When we stop identifying with our own individuality, and that of the one who has hurt us, and we identify with the unifying nature of Christ with each of us, the concept of forgiveness is no longer needed. There is unity between two aparrent separate identities and that unity is achieved through Christ. In those who are evil, who have hurt us, it can be hard to see Christ through the evil of that individual. It is in these moments, when it is hard for us to see, that the strength of our faith must carry us through, the reliance on, not our individual understanding, but that of Christ within must be allowed to prevail.
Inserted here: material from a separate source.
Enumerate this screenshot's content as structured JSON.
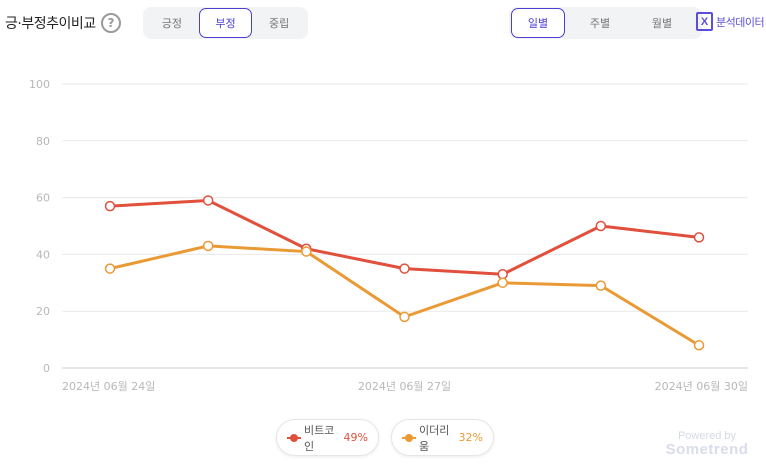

I understand that, especially for those in pain right now, struggling to forgive and understand what is going on, these can seem like untouchable ideals. If it feels that way, it’s ok. Find a way to keep moving forward in faith. Use scripture, clergy, family, friends, prayer, counseling, workouts, whatever- but find a way. Don’t use fear and isolation to combat fear and isolation. Be easy with yourself, let others in to help you, and reach out. Christ’s promises are not to be left as a intellectual ideal but a living truth for all.